Jamil Baloch has a special pathos for his roots, for where he comes from. His attitudes, beliefs, accent and outlook are very much a product of his life in his hometown of Nushki situated in the Jamaldini Chagali district of Balochistan.
Jamil is still a boy at heart enchanted with life, its creative power and its promise. He still holds out as a creative person not having metamorphosed into a commercially savvy marketer of his art. A quintessential creative being, Jamil takes pleasure in the process of crafting his sculpture. He rejoices in the process of chiselling and hammering, in the sweat and toil, in the physical challenge of crafting a unique expression from tough mediums of wood or stone.
Jamil dapples in all forms of artistic expression with a passion. He has designed floats for the horse and cattle show, created eight-foot high sculptures in the National College of Arts, which the college requested to keep as a permanent display and he has even designed and made sets for a music videos.
A free spirit, Jamil has had the creative force take him over and make him produce paintings and sculptures from a very young age. To the extent that his artist brother Akram Dost Baloch asked him to visit the NCA while he was studying there. That period was a useful stint for Jamil as he learnt casting and moulding and received feedback on his work from the faculty and students.
Back in Nushki, he would draw on hills with his feet while his younger cousins dug out the earth in his trail, creating large-scale drawings over the hilly surface. Jamil says that he has remained very much a Baloch with a macho stance, with the ruggedness of the harsh rocky terrain that is his home defining his attitude.
The artist spends hours just drawing for the sake of drawing. One of his favourite pastimes for the past many years has been spending his Sundays at the Lahore Zoo, drawing the different animals. The animals he is favourably inclined towards are lions, dogs and roosters — animals that embody power and aggression. He is drawn to their fierce spirit and captures the beauty of their stretched sinews in their struggle for a winning fight.
At the young age of 30, Jamil draws with the facile ease of a master. This is probably because of his passion for drawing and painting that has him exercising this pastime at every opportunity he gets.
The exhibition of Jamil Baloch’s reliefs and sculptures at Karachi’s Canvas gallery earlier this month was the first time Jamil showed a comprehensive body of work in this city. In 2000 he displayed a group of 12” sculptures of burqa-clad women in a group show. Then again in 2003 in a group show he displayed charcoal drawings at the Canvas. But it was this last exhibition that marked his real debut. Prior to that his commitments with various commercial projects were too vast and varied to focus on producing a comprehensive body of work.
The recent exhibition brought together a body of work covering fibre glass reliefs and wood sculptures. In the reliefs Jamil tries to follow a socio-political theme, a trend that is very popular these days. The five reliefs were on a very large scale; three of these measured seven by four feet each and the remaining two four by four.

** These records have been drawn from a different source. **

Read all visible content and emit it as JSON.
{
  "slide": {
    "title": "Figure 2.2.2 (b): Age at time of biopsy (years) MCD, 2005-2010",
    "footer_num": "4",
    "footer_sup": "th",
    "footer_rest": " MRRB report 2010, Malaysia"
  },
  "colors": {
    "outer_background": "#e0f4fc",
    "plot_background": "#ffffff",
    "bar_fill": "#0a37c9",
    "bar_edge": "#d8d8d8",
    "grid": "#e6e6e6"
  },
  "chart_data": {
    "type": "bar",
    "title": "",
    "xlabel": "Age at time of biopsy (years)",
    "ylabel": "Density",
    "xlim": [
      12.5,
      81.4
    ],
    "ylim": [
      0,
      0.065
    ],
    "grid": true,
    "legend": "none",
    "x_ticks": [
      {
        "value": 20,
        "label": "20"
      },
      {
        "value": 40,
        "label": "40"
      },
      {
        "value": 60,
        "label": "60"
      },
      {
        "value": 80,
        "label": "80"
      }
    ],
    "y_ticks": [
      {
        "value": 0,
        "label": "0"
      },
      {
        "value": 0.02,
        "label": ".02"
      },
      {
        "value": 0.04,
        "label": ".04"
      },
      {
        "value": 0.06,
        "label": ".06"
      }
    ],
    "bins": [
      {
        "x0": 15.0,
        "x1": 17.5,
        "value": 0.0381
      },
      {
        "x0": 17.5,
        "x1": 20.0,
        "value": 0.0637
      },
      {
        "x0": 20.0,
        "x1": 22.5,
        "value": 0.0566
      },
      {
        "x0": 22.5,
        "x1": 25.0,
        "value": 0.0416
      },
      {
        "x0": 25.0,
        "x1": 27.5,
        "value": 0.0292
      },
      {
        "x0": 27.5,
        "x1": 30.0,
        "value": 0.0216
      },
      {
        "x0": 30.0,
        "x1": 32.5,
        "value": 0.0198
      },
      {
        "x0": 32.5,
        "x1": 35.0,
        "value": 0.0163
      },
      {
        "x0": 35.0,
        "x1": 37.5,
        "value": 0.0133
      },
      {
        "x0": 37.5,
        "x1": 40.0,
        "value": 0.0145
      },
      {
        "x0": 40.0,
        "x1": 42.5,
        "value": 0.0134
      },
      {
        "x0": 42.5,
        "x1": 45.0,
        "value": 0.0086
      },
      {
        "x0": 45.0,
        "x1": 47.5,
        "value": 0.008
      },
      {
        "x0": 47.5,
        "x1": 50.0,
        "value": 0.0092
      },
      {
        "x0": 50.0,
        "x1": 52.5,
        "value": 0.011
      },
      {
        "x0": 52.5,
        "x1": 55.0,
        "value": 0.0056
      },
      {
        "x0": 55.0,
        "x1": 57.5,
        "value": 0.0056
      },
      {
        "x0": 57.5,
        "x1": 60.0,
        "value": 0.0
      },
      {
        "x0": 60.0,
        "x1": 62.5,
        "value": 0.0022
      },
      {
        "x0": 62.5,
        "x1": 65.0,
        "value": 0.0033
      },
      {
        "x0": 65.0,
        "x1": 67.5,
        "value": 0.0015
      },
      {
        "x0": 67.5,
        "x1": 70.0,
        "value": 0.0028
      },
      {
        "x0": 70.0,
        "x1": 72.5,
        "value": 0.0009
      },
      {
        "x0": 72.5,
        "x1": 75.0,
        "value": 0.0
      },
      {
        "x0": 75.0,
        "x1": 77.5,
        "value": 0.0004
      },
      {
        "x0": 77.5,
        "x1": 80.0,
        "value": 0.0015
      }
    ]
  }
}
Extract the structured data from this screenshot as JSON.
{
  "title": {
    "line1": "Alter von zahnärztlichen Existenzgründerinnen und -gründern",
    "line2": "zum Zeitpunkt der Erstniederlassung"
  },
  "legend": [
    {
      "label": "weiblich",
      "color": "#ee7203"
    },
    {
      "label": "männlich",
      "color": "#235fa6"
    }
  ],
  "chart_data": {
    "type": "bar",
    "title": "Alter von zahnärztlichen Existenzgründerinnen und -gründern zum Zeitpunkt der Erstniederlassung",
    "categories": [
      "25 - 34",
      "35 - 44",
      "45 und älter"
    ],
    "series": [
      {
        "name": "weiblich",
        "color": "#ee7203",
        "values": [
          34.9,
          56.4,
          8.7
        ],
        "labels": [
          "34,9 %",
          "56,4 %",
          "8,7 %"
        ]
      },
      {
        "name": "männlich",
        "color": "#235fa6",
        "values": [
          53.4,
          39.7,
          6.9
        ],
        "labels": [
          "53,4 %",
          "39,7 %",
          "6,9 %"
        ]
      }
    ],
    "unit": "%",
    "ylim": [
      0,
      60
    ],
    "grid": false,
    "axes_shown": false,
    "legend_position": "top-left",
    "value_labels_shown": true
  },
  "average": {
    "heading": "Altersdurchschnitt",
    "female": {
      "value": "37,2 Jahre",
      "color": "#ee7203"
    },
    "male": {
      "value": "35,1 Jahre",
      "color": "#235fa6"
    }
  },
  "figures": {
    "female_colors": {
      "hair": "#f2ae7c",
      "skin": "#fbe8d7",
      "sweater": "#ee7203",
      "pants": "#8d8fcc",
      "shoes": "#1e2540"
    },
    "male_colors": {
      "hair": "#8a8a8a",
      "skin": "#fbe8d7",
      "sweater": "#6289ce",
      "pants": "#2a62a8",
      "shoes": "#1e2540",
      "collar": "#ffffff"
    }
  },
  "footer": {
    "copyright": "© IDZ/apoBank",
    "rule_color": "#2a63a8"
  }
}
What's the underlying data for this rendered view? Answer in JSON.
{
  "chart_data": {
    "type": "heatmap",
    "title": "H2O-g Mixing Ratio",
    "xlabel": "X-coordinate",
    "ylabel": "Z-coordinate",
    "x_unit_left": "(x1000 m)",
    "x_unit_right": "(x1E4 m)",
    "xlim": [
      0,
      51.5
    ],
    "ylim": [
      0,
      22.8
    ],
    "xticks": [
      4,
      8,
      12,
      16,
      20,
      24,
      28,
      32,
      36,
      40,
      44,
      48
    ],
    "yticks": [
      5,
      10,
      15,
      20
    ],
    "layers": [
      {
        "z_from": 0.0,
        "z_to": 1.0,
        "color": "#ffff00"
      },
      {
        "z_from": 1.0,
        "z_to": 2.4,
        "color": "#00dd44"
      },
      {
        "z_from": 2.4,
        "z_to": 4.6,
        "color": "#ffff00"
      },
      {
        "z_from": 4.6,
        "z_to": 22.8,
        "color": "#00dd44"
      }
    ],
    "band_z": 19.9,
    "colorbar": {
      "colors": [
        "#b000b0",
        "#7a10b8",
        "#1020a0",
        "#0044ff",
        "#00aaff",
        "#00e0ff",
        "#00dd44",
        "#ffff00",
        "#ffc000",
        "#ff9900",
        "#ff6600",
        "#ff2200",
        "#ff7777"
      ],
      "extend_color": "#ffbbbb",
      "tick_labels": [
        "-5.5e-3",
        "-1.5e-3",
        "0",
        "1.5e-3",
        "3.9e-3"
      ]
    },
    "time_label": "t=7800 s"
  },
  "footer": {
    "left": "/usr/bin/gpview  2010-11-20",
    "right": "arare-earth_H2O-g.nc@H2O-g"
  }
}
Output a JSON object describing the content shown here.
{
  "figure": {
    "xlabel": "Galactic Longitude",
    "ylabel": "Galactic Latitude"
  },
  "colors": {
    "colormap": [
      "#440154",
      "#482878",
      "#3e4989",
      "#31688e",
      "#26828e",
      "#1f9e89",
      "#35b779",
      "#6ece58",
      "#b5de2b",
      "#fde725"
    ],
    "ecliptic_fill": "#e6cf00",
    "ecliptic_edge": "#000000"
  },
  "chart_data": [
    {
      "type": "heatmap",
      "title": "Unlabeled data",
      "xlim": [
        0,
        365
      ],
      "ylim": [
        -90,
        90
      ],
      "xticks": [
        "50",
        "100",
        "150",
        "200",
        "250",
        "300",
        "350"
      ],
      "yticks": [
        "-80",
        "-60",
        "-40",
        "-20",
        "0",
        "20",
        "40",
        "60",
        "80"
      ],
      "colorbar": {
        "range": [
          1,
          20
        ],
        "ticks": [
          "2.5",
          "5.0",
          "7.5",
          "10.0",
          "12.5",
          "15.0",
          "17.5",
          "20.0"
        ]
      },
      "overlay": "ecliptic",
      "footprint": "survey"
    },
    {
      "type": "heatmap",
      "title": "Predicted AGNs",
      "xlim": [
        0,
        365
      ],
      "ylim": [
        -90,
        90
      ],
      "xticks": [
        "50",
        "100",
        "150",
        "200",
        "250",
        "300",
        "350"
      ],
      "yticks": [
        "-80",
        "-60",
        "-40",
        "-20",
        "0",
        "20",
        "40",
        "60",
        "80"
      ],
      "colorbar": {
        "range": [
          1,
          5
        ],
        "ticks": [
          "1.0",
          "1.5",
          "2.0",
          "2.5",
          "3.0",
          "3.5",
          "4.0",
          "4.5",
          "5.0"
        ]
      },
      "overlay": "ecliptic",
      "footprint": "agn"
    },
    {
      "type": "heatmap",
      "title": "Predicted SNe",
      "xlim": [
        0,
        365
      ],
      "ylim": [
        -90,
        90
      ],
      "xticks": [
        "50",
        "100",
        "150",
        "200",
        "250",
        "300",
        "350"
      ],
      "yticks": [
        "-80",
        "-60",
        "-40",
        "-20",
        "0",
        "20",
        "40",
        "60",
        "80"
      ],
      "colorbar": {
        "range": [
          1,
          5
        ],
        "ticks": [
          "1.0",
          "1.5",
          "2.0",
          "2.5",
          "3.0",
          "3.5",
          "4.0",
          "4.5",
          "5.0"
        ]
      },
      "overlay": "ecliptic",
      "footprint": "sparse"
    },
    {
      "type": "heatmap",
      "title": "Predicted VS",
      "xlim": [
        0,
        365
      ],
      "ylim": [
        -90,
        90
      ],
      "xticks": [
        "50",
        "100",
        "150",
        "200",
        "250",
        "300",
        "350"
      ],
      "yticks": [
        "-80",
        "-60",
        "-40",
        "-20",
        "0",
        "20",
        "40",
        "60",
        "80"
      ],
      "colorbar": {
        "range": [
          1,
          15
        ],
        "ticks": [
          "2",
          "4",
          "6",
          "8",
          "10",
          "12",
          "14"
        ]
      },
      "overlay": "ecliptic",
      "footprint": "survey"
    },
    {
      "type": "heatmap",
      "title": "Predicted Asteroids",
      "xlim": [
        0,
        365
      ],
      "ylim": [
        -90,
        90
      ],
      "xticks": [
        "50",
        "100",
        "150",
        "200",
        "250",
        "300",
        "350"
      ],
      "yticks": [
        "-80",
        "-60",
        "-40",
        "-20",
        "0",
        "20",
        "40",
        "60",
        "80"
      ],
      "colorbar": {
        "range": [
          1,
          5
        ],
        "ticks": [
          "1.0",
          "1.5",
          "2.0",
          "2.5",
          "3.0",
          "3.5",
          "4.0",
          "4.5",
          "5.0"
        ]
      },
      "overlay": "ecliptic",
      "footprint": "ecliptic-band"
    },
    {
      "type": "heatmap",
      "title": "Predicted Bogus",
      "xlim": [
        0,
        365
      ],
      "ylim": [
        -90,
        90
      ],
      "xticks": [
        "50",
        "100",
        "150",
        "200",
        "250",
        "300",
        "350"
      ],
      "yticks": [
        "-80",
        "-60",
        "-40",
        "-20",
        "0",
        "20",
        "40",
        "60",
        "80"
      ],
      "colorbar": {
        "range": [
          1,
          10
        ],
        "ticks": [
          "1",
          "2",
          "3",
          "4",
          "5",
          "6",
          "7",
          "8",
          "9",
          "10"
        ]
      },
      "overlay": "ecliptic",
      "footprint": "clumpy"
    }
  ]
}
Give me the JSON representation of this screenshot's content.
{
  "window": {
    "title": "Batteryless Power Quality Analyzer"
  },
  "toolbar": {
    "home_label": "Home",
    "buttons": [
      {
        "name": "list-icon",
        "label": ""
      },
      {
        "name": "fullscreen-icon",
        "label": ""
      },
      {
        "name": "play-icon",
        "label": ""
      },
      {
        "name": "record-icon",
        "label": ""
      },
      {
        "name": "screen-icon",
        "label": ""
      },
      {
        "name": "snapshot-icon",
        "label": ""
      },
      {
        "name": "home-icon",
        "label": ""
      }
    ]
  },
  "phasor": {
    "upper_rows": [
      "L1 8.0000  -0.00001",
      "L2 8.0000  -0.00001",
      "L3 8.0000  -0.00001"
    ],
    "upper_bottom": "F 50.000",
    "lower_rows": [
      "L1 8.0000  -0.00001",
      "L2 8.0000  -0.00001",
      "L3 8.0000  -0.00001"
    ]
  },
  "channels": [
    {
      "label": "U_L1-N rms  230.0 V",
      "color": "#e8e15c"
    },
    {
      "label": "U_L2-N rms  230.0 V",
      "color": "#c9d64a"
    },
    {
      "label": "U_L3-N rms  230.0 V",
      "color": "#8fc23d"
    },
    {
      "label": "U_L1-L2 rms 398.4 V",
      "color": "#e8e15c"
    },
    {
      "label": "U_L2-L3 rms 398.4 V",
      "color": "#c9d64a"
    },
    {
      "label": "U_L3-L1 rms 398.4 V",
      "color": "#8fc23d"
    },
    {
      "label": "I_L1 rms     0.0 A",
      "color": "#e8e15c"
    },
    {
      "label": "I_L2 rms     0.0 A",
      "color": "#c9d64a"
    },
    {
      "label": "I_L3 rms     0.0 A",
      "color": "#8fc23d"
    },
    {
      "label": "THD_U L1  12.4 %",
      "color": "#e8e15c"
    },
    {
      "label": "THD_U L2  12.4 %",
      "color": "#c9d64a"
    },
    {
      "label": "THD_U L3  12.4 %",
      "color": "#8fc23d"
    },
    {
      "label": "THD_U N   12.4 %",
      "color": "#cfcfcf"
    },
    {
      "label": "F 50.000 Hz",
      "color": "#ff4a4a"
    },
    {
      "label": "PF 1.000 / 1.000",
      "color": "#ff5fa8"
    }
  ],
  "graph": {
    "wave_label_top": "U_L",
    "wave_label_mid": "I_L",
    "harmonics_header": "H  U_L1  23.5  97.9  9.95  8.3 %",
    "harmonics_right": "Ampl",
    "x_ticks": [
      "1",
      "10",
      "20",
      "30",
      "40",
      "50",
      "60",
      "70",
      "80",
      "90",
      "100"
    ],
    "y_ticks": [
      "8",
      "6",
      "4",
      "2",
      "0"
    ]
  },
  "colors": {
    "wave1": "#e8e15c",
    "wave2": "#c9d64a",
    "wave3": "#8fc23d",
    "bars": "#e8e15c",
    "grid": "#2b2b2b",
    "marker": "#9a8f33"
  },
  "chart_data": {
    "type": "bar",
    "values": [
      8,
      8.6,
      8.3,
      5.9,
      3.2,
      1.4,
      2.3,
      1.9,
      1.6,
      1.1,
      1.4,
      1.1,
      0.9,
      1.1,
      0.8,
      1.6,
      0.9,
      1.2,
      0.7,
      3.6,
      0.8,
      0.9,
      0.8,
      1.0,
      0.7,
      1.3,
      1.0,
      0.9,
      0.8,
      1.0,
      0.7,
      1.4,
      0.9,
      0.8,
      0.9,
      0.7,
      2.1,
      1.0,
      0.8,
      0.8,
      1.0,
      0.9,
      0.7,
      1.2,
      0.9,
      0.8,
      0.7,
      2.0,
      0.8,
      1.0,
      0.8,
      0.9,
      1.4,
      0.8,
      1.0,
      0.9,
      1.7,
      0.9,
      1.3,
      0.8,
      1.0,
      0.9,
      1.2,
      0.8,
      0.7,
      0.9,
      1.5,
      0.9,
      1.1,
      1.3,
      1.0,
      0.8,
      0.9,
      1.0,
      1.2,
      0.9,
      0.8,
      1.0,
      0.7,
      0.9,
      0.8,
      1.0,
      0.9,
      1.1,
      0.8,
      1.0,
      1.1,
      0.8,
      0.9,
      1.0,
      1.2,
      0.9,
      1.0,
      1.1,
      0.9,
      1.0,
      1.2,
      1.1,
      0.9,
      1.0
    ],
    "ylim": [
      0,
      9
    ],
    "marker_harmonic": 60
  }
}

The first relief was titled ‘Bound Fairy’ and showed a screaming woman with wings, doubled up and strapped in a clamp. The clamp was made out of thick solid wood with metal bolts in it, while adjacent to her was the profile of a man with a severe expression, with dark hollow sockets for eyes. The rough treatment of the profile with linear strokes captured the strong emotive content of the man’s expression. The overall rough and raw treatment of the work lent itself well to the portrayal of the rawness of emotions, embodied by the screaming women and the harshness seen in the man’s image.
In ‘Bound Fairy’ Jamil attempted to portray the injustices and inequality that women encounter in a male-dominated social set-up. This work was compositionally well laid out. Yet the usage of the wings in ‘Bound Fairy’ reeked of the popular influences that are currently prevalent in Lahore. That said, it remained very much the work displaying Jamil’s style, where he uses rough texture to portray emotion.
In the remaining four pieces the style of rendition and the features of the subjects altered significantly. He used simplified stylized features with linear, closed, eyes. The face and figures had a uniformly smooth treatment, with an accompanying uniformity of expression and posture as all the women had eyes closed and heads bent forward over their folded arms.
The latter works were unable to rise above their cliched titles as they were devoid of the emotional content that might otherwise have given them an impact. In their plastic smoothness they were but appealing pieces with little of Jamil’s artistic capability on display. His seven sculptures likewise had little impact as they varied in style and subject matter; some stylized, some with African features and influences.
There was no cohesive underlying style that would mark the work as Jamil Baloch’s. Yet this exhibition marked a point where he actually put together a body of work, and perhaps with more confidence in his personal style he would one day let the real artist genie in him loose, so that one eventually sees works that are worthy of his name.